NASA didn't want to know, neither did a special research unit of the Pentagon, but the members of the public want to find out whether or not an American physicist can actually prove that travelling back in time is a reality. And they put their money behind their curiosity, funding the radical research project with more than $35,000 in donations.
A rocket scientist has kicked in money, so has a chemist, an artist, a computer programmer and a Las Vegas music mogul.
Albert Einstein said it was impossible to travel backwards or forwards in time, but he would have stuck to that belief, wouldn't he? For even a particle to make such a journey would have gone against the rules of his greatest claim to fame : the theory of relativity.
But to prove that it is possible to go backwards in time doesn't necessarily mean that Einstein was wrong.
A University of Washington scientist believes it might just be possible for "light particles to act in reverse time". It's not a completely radical idea, quantum physics, and scientific observations, have already shown it is possible.
From the Seattle Post Intelligencer :
Cramer, a physicist, for decades has been interested in resolving a fundamental paradox of quantum mechanics, the theory that accounts for the behavior of matter and energy at subatomic levels. It's called the Einstein-Podolsky-Rosen paradox.
It was set up by Albert Einstein (and two other guys named Rosen and Podolsky) in the 1930s to try to prove the absurdity of quantum theory.
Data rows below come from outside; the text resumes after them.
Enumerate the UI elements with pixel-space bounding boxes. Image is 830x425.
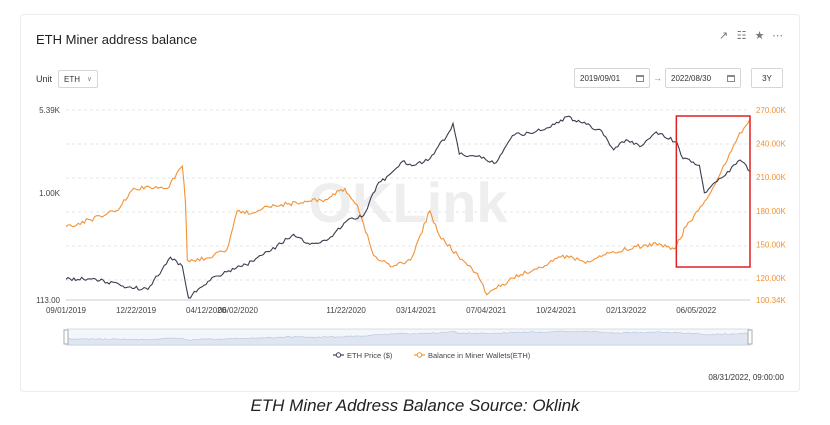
zoom-handle-left [63,329,69,345]
y-right-tick-label: 120.00K [756,274,786,283]
zoom-handle-right [747,329,753,345]
x-tick-label: 10/24/2021 [536,306,577,315]
x-tick-label: 09/01/2019 [46,306,87,315]
zoom-slider-preview [65,330,751,346]
y-right-tick-label: 100.34K [756,296,786,305]
watermark-text: OKLink [308,171,508,234]
end-date-value: 2022/08/30 [671,73,712,83]
range-3y-button[interactable]: 3Y [751,68,783,88]
x-tick-label: 11/22/2020 [326,306,366,315]
legend-label-eth-price: ETH Price ($) [347,351,393,360]
x-tick-label: 06/05/2022 [676,306,717,315]
legend-marker-eth-price [335,352,342,358]
x-tick-label: 06/02/2020 [218,306,259,315]
y-left-tick-label: 113.00 [36,296,60,305]
highlight-rectangle [675,115,751,268]
chart-svg: OKLink 5.39K 1.00K 113.00 270.00K 240.00K 210.… [36,106,786,382]
unit-label: Unit [36,74,53,84]
date-range: 2019/09/01 → 2022/08/30 3Y [574,68,783,88]
y-right-tick-label: 270.00K [756,106,786,115]
x-tick-label: 03/14/2021 [396,306,437,315]
y-right-tick-label: 240.00K [756,140,786,149]
y-right-tick-label: 180.00K [756,207,786,216]
star-icon[interactable]: ★ [754,30,765,42]
end-date-input[interactable]: 2022/08/30 [665,68,741,88]
x-tick-label: 04/12/2020 [186,306,227,315]
calendar-icon [727,74,735,82]
y-left-tick-label: 1.00K [39,189,61,198]
y-right-tick-label: 210.00K [756,173,786,182]
y-left-tick-label: 5.39K [39,106,61,115]
unit-select[interactable]: ETH ∨ [58,70,99,88]
y-right-tick-label: 150.00K [756,240,786,249]
more-icon[interactable]: ⋯ [772,30,783,42]
share-icon[interactable]: ↗ [718,30,729,42]
legend-label-balance: Balance in Miner Wallets(ETH) [428,351,531,360]
unit-value: ETH [64,74,81,84]
x-tick-label: 12/22/2019 [116,306,157,315]
figure-caption: ETH Miner Address Balance Source: Oklink [250,396,580,415]
series-line-balance [65,118,751,296]
unit-row: Unit ETH ∨ [36,70,99,88]
x-tick-label: 07/04/2021 [466,306,507,315]
toolbar: ↗ ☷ ★ ⋯ [718,31,783,42]
series-line-eth-price [65,115,751,299]
timestamp-label: 08/31/2022, 09:00:00 [708,373,784,382]
table-icon[interactable]: ☷ [736,30,747,42]
chevron-down-icon: ∨ [86,76,93,83]
start-date-input[interactable]: 2019/09/01 [574,68,650,88]
calendar-icon [636,74,644,82]
chart-title: ETH Miner address balance [36,32,198,47]
x-tick-label: 02/13/2022 [606,306,647,315]
start-date-value: 2019/09/01 [580,73,621,83]
legend-marker-balance [416,352,423,358]
arrow-right-icon: → [653,73,662,83]
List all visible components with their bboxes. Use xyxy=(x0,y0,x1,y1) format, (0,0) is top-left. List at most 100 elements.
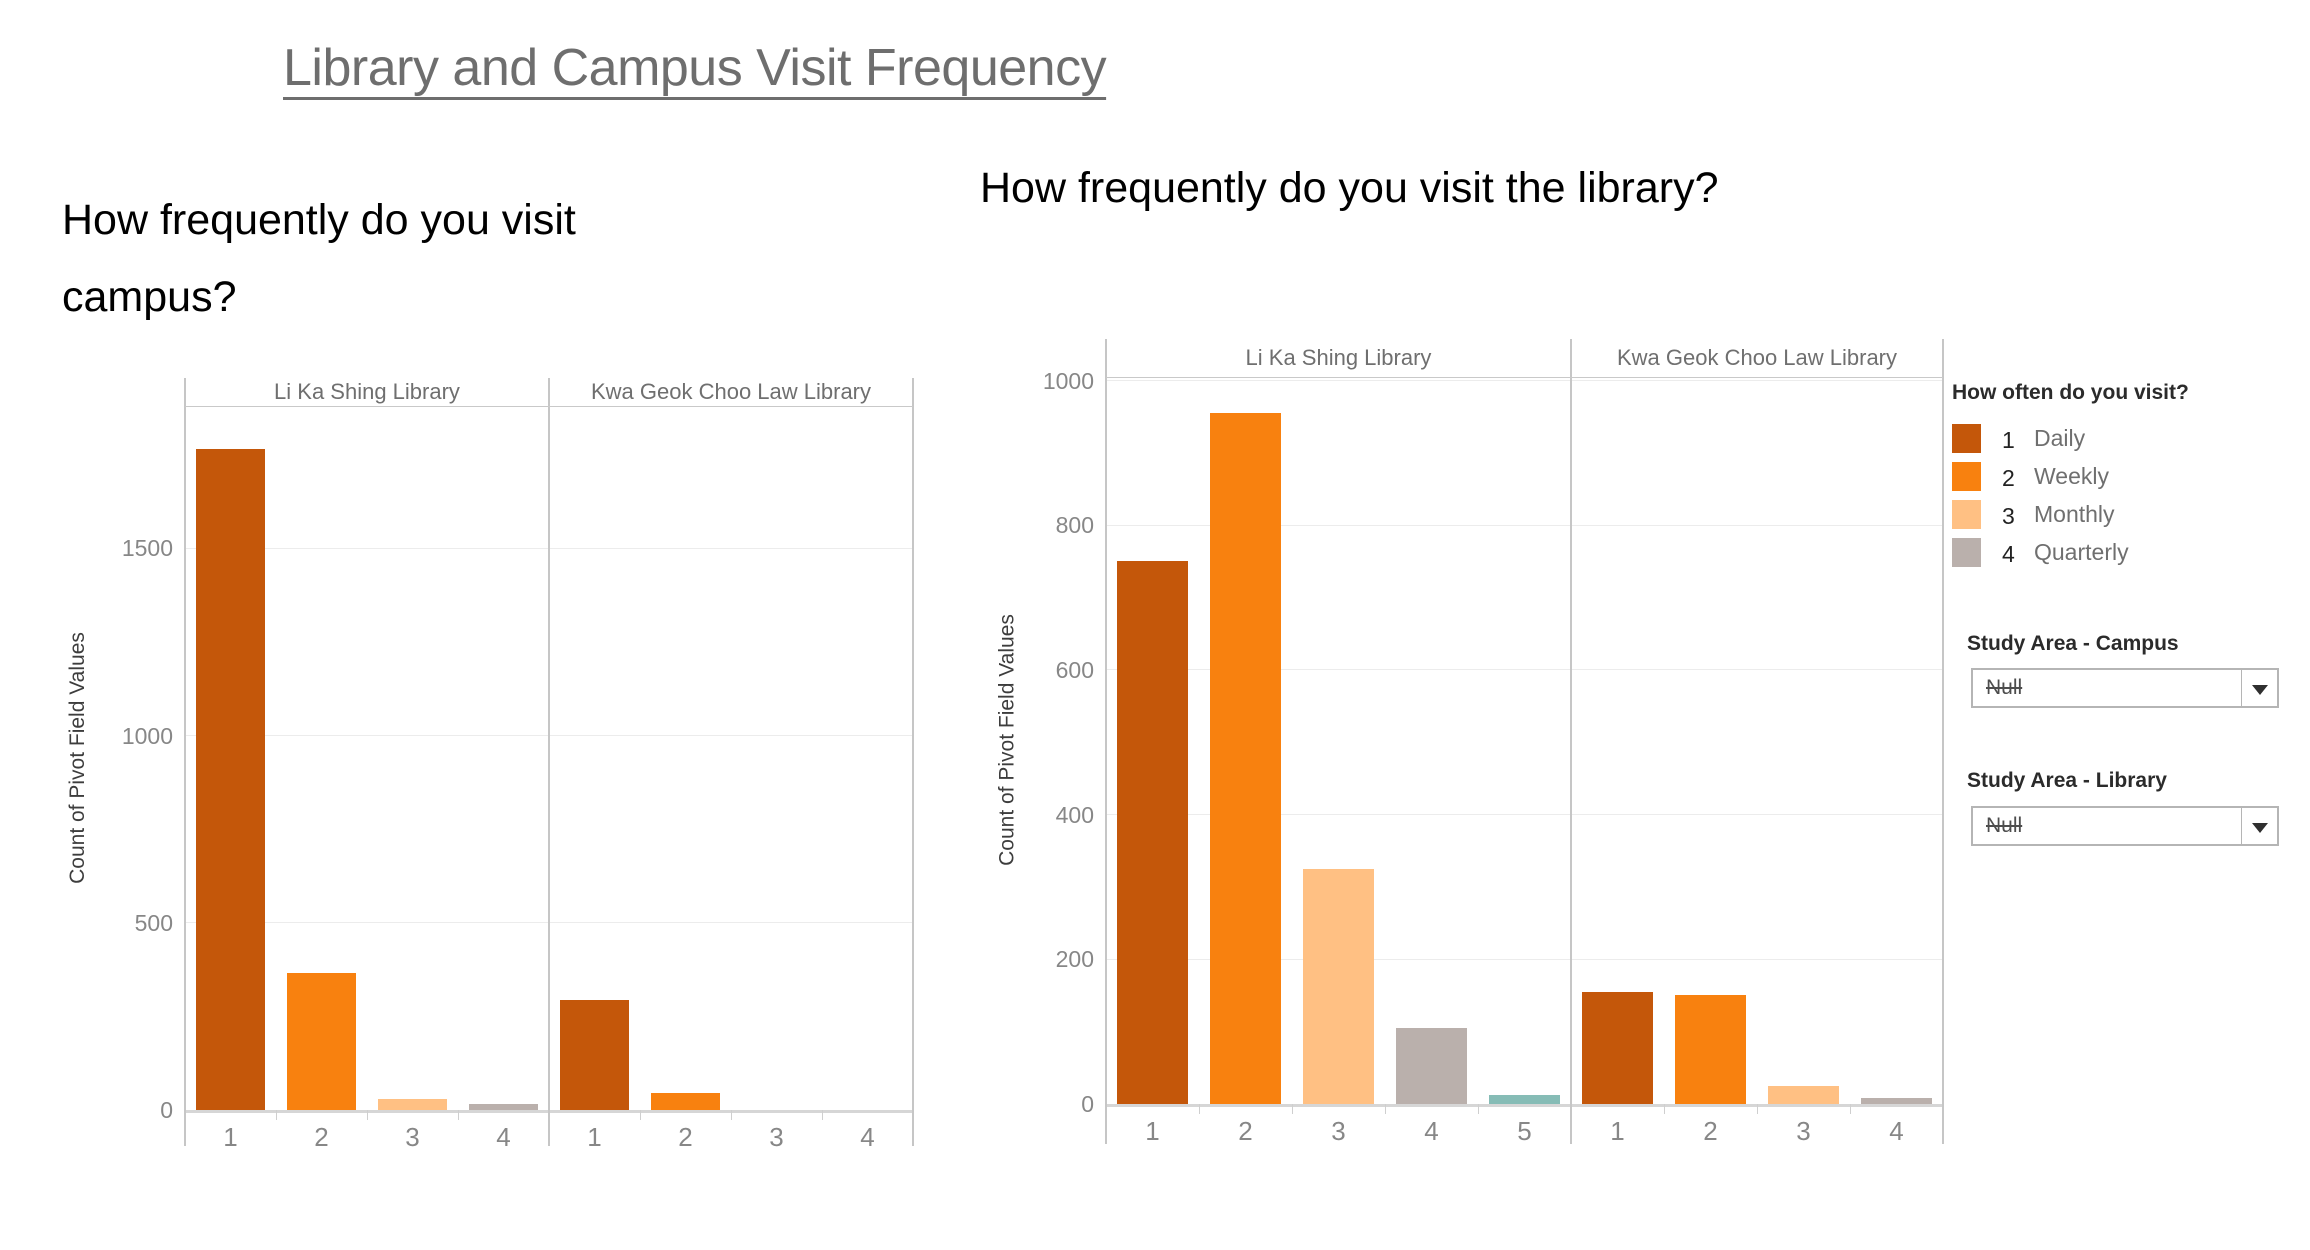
page-title: Library and Campus Visit Frequency xyxy=(283,39,1107,97)
chevron-down-icon xyxy=(2251,685,2268,695)
bar-category-2[interactable] xyxy=(1675,995,1746,1104)
x-tick-label: 1 xyxy=(1610,1116,1625,1146)
bar-category-4[interactable] xyxy=(1861,1098,1932,1104)
x-tick-label: 2 xyxy=(314,1122,329,1152)
y-tick-label: 1500 xyxy=(121,535,173,562)
legend-label: Quarterly xyxy=(2034,539,2129,565)
y-tick-label: 1000 xyxy=(1042,367,1094,394)
y-tick-label: 200 xyxy=(1055,946,1094,973)
study-area-library-dropdown[interactable]: Null xyxy=(1971,806,2279,846)
gridline xyxy=(1106,958,1943,960)
x-tick-label: 1 xyxy=(1145,1116,1160,1146)
x-tick-label: 3 xyxy=(1796,1116,1811,1146)
legend-title: How often do you visit? xyxy=(1952,381,2189,404)
x-tick-label: 4 xyxy=(1889,1116,1904,1146)
bar-category-4[interactable] xyxy=(469,1104,538,1110)
y-tick-label: 800 xyxy=(1055,512,1094,539)
study-area-campus-filter-label: Study Area - Campus xyxy=(1967,632,2179,655)
x-tick-label: 1 xyxy=(587,1122,602,1152)
panel-border xyxy=(184,378,186,1146)
x-tick-label: 3 xyxy=(405,1122,420,1152)
panel-header: Li Ka Shing Library xyxy=(274,379,460,404)
library-chart-title: How frequently do you visit the library? xyxy=(980,164,1719,212)
study-area-campus-dropdown[interactable]: Null xyxy=(1971,668,2279,708)
y-tick-label: 500 xyxy=(134,909,173,936)
x-tick-label: 3 xyxy=(1331,1116,1346,1146)
legend-swatch-daily-icon xyxy=(1952,424,1981,453)
bar-category-3[interactable] xyxy=(1768,1086,1839,1104)
header-border xyxy=(1106,377,1943,378)
legend-value: 2 xyxy=(2002,465,2015,491)
study-area-library-filter-label: Study Area - Library xyxy=(1967,769,2167,792)
axis-tick xyxy=(276,1110,277,1120)
bar-category-2[interactable] xyxy=(1210,413,1281,1104)
x-tick-label: 2 xyxy=(1703,1116,1718,1146)
header-border xyxy=(185,406,913,407)
bar-category-2[interactable] xyxy=(287,973,356,1110)
axis-tick xyxy=(822,1110,823,1120)
x-tick-label: 4 xyxy=(1424,1116,1439,1146)
gridline xyxy=(1106,814,1943,816)
bar-category-4[interactable] xyxy=(1396,1028,1467,1104)
x-tick-label: 4 xyxy=(496,1122,511,1152)
bar-category-1[interactable] xyxy=(196,449,265,1110)
bar-category-3[interactable] xyxy=(1303,869,1374,1104)
axis-tick xyxy=(458,1110,459,1120)
chevron-down-icon xyxy=(2251,823,2268,833)
y-tick-label: 600 xyxy=(1055,656,1094,683)
bar-category-1[interactable] xyxy=(1582,992,1653,1104)
bar-category-2[interactable] xyxy=(651,1093,720,1110)
panel-border xyxy=(548,378,550,1146)
axis-tick xyxy=(1199,1104,1200,1114)
axis-tick xyxy=(1664,1104,1665,1114)
x-tick-label: 5 xyxy=(1517,1116,1532,1146)
dropdown-arrow-button[interactable] xyxy=(2241,670,2277,706)
axis-tick xyxy=(1385,1104,1386,1114)
y-tick-label: 400 xyxy=(1055,801,1094,828)
axis-tick xyxy=(367,1110,368,1120)
legend-swatch-weekly-icon xyxy=(1952,462,1981,491)
dropdown-arrow-button[interactable] xyxy=(2241,808,2277,844)
legend-swatch-quarterly-icon xyxy=(1952,538,1981,567)
x-axis-line xyxy=(1106,1104,1943,1107)
x-tick-label: 2 xyxy=(1238,1116,1253,1146)
legend-label: Daily xyxy=(2034,425,2086,451)
gridline xyxy=(1106,380,1943,382)
x-tick-label: 1 xyxy=(223,1122,238,1152)
legend-label: Weekly xyxy=(2034,463,2109,489)
panel-border xyxy=(1105,339,1107,1144)
bar-category-1[interactable] xyxy=(560,1000,629,1110)
gridline xyxy=(1106,524,1943,526)
x-tick-label: 4 xyxy=(860,1122,875,1152)
y-tick-label: 0 xyxy=(1081,1091,1094,1117)
bar-category-5[interactable] xyxy=(1489,1095,1560,1104)
legend-label: Monthly xyxy=(2034,501,2115,527)
bar-category-1[interactable] xyxy=(1117,561,1188,1104)
y-tick-label: 0 xyxy=(160,1097,173,1123)
gridline xyxy=(1106,669,1943,671)
x-tick-label: 3 xyxy=(769,1122,784,1152)
study-area-library-value: Null xyxy=(1986,814,2023,837)
axis-tick xyxy=(1292,1104,1293,1114)
legend-value: 3 xyxy=(2002,503,2015,529)
legend-value: 1 xyxy=(2002,427,2015,453)
axis-tick xyxy=(1850,1104,1851,1114)
axis-tick xyxy=(731,1110,732,1120)
study-area-campus-value: Null xyxy=(1986,676,2023,699)
bar-category-3[interactable] xyxy=(378,1099,447,1110)
axis-tick xyxy=(640,1110,641,1120)
legend-value: 4 xyxy=(2002,541,2015,567)
panel-header: Kwa Geok Choo Law Library xyxy=(1616,345,1898,370)
y-tick-label: 1000 xyxy=(121,722,173,749)
panel-header: Li Ka Shing Library xyxy=(1245,345,1432,370)
panel-border xyxy=(1570,339,1572,1144)
campus-chart-title: How frequently do you visit campus? xyxy=(62,196,576,321)
axis-tick xyxy=(1478,1104,1479,1114)
axis-tick xyxy=(1757,1104,1758,1114)
panel-header: Kwa Geok Choo Law Library xyxy=(590,379,872,404)
panel-border xyxy=(1942,339,1944,1144)
x-tick-label: 2 xyxy=(678,1122,693,1152)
Einstein didn't like quantum theory, especially one aspect of it he ridiculed as "spooky action at a distance" because it seemed to require subatomic particles interacting faster than the speed of light.
However, experimental evidence has continued to pile up demonstrating the spooky action. Two subatomic particles split from a single particle do somehow instantaneously communicate no matter how far apart they get in space and time. The phenomenon is described as "entanglement" and "non-local communication."
For example, one high-energy photon split by a prism into two lower-energy photons could travel into space and separate by many light years. If one of the photons is somehow forced up, the other photon -- even if impossibly distant -- will instantly tilt down to compensate and balance out both trajectories.
As the evidence for this has accumulated, several fairly contorted and unsatisfying efforts have been aimed at solving the puzzle. Cramer has proposed an explanation that doesn't violate the speed of light but does kind of mess with the traditional concept of time.
"It could involve signaling, or communication, in reverse time," he said.
He has proposed a relatively simple bench-top experiment using lasers, prisms, splitters, fiber-optic cables and other gizmos to first see if he can detect "non-local" signaling between entangled photons. He hopes to get it going in July. If this succeeds, he hopes to get support from "traditional funding sources" to really scale up and test for photons communicating in reverse time.
"I'm not crazy," he confirmed. "I don't know if this experiment will work, but I can't see why it won't. People are skeptical about this, but I think we can learn something, even if it fails."
Cramer said it's possible that the primary goal of his experiment could fail and yet still produce something of value. Some new subtlety about the nature of entanglement could be revealed, he said, even if the photons don't engage in measurable non-local communication. The "disentanglement" itself, he said, could be quite revealing.